On this Rare Disease day, for the 1000th time, let me clear something up and then show you how to fix it:
PANS/PANDAS is not rare, and it’s not only kids that have it. So please, stop referring to it as a “rare pediatric disorder.”
Current estimates say that PANS/PANDAS affects 1 in 200 kids. And since nothing magical happens when a person turns eighteen, you can be sure there are thousands and thousands of adults walking around who grew up and never got treated.
I have been advocating for awareness for nearly seven years, ever since I was diagnosed at age nineteen. We have seen much progress in research, but when I can still go to a doctor and hear “rare” and “pediatric,” it feels like I’ve been screaming into a void for all this time. And I realize that I am only one of thousands of advocates who probably feel the same. So if we haven’t been able to achieve major reforms in the treatment of this disorder so far, what are we missing?
Enter the PANS Registry.
This is an international effort to collect data from PANS patients and families about their course of illness, potential triggers, treatments, and recoveries. Researchers can then aggregate all of this data to look for trends and potentially find a cure.
That’s right—YOU can help find a cure for this devastating condition by participating.
The more people fill out the registry, the more likely the results are to be valid. One of the main reasons so many studies on PANS to date are discounted by mainstream doctors is that they claim the sample sizes are too small.
If you are not scientifically inclined, think of it this way… If you grab three people off the street and ask if they had coffee this morning, you might randomly get three people who say no. If you take that small sample size as representative of the public, you would conclude that no one in the world drank coffee today. But in reality, you just happened to find the three people in your neighborhood who don’t like coffee.
Thus, critics of PANS believe that existing studies have had what we call selection bias: the people studied happened to be people who responded to the given treatments. These skeptics argue that one or two hundred people is not enough to draw conclusions about what treatments are or aren’t effective.
If you haven’t lived this condition firsthand but understand how science works, then you can almost understand why these doctors suggest we stick to cognitive-behavioral therapy and SSRI’s for the OCD symptoms—these have been used and studied in people with OCD for decades, with large sample sizes and replicable results. If you’re a typical doctor, you think you’d be irresponsible to suggest your patient try treatments that “don’t have enough evidence.”
Why the Registry Can Fix This
Imagine if we get 10,000 people in this registry who all show similar trends. Imagine you finally can see 7,000 people who got remission from IVIG, Rituxan, or plasmapheresis—those same treatments that most doctors currently consider too risky to prescribe. And for all of those people, you can then see trends that accurately predict who will respond or not. The more data you collect, the harder it becomes to deny the evidence.
But there’s a wrench in the plan, and I need your help get it out:
Not enough people have participated in the registry so far. We only have about 750 people participating right now. We need at least 1000, preferably by March 15th, in order to make it into the first papers presented at the upcoming conference in May.
When it comes to statistics, the larger the sample, the more accurate the results. So stop what you’re doing right now and go sign up:
If you’ve ever been frustrated by the lack of providers willing to help or the lack of insurance coverage, this is how you can fight back. This is how we will win. This is how we can finally stop being told PANS/PANDAS is rare, controversial, and poorly understood.
Participating may be the most important thing you can do right now.
If you don’t have an official diagnosis, we still need you to participate, too. There aren’t enough doctors to go around to diagnose this, so they’ve opened the registry to everyone who has symptoms. Researchers will be able to screen for officially diagnosed or not if they wish. Every entry will help.
All information is secure and anonymized—your name and email aren’t tied to your data when analyzed.
It will take some time to fill out all of the surveys, but you don’t have to do it all in one sitting. You don’t even have to fill out all of the surveys if you don’t have the information. There are places where you can say you don’t know. They don’t want you to make any guesses if you can help it. Just put in what you know.
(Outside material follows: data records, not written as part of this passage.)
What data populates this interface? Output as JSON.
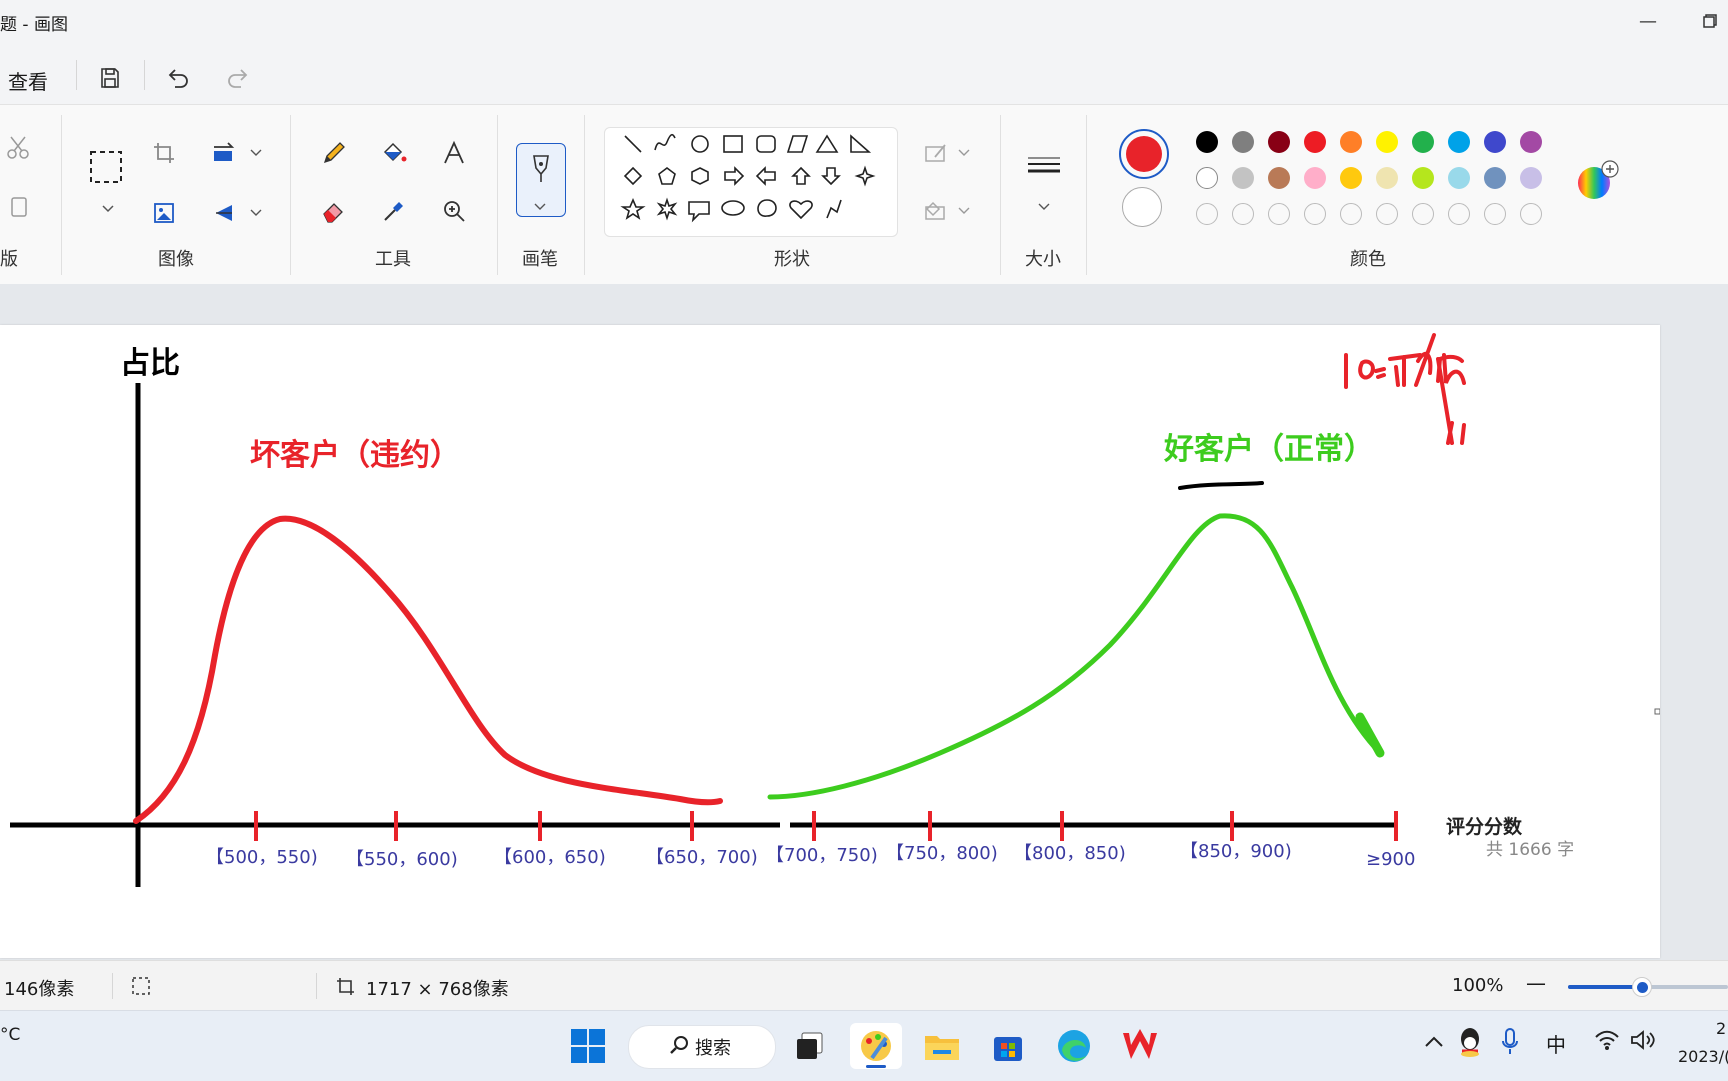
{
  "window": {
    "title": "题 - 画图",
    "minimize_icon": "minimize-icon",
    "restore_icon": "restore-icon"
  },
  "menu": {
    "view_label": "查看"
  },
  "ribbon": {
    "groups": {
      "clipboard": "版",
      "image": "图像",
      "tools": "工具",
      "brush": "画笔",
      "shapes": "形状",
      "size": "大小",
      "colors": "颜色"
    },
    "primary_color": "#e8232a",
    "secondary_color": "#ffffff",
    "palette_row1": [
      "#000000",
      "#7f7f7f",
      "#880015",
      "#ed1c24",
      "#ff7f27",
      "#fff200",
      "#22b14c",
      "#00a2e8",
      "#3f48cc",
      "#a349a4"
    ],
    "palette_row2": [
      "#ffffff",
      "#c3c3c3",
      "#b97a57",
      "#ffaec9",
      "#ffc90e",
      "#efe4b0",
      "#b5e61d",
      "#99d9ea",
      "#7092be",
      "#c8bfe7"
    ]
  },
  "drawing": {
    "y_axis_label": "占比",
    "x_axis_label": "评分分数",
    "bad_label": "坏客户（违约）",
    "good_label": "好客户（正常）",
    "word_count": "共 1666 字",
    "ticks": [
      "【500，550)",
      "【550，600)",
      "【600，650)",
      "【650，700)",
      "【700，750)",
      "【750，800)",
      "【800，850)",
      "【850，900)",
      "≥900"
    ],
    "colors": {
      "bad": "#e8232a",
      "good": "#3dcc1e",
      "axis": "#000000",
      "tick_text": "#3a3aa0"
    }
  },
  "status": {
    "position": "146像素",
    "canvas_size": "1717 × 768像素",
    "zoom": "100%"
  },
  "taskbar": {
    "weather": "°C",
    "search_label": "搜索",
    "ime": "中",
    "time": "2",
    "date": "2023/("
  }
}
They also need your siblings to participate as controls if they don’t have PANS. This will help parse out potential genetic and environmental factors. And if your siblings have or might have PANS, try to get them to enroll as a case, too. Just make sure you enroll them at the beginning of the study!
For more information and answers to common questions about the registry, go to this link and scroll down to the bottom, where you can find a FAQ: https://www.neuroimmune.org/pans-research/
If you are like me and want the myth of PANS being rare and pediatric to die, then I want you to join the registry. How can we advocate for this not being rare if we can’t even get 1000 people to participate?
So go help out me and every family who has ever faced this if you can today. Let’s demolish all the myths. Let’s get the data to push for insurance coverage. Let’s enable the research that will make more doctors listen. Let’s save lives and find a cure.
PANS is not rare, it is only rarely diagnosed. But let’s make it so that we will no longer feel the need to participate in Rare Disease Day by helping a proper diagnosis and treatment become the standard of care.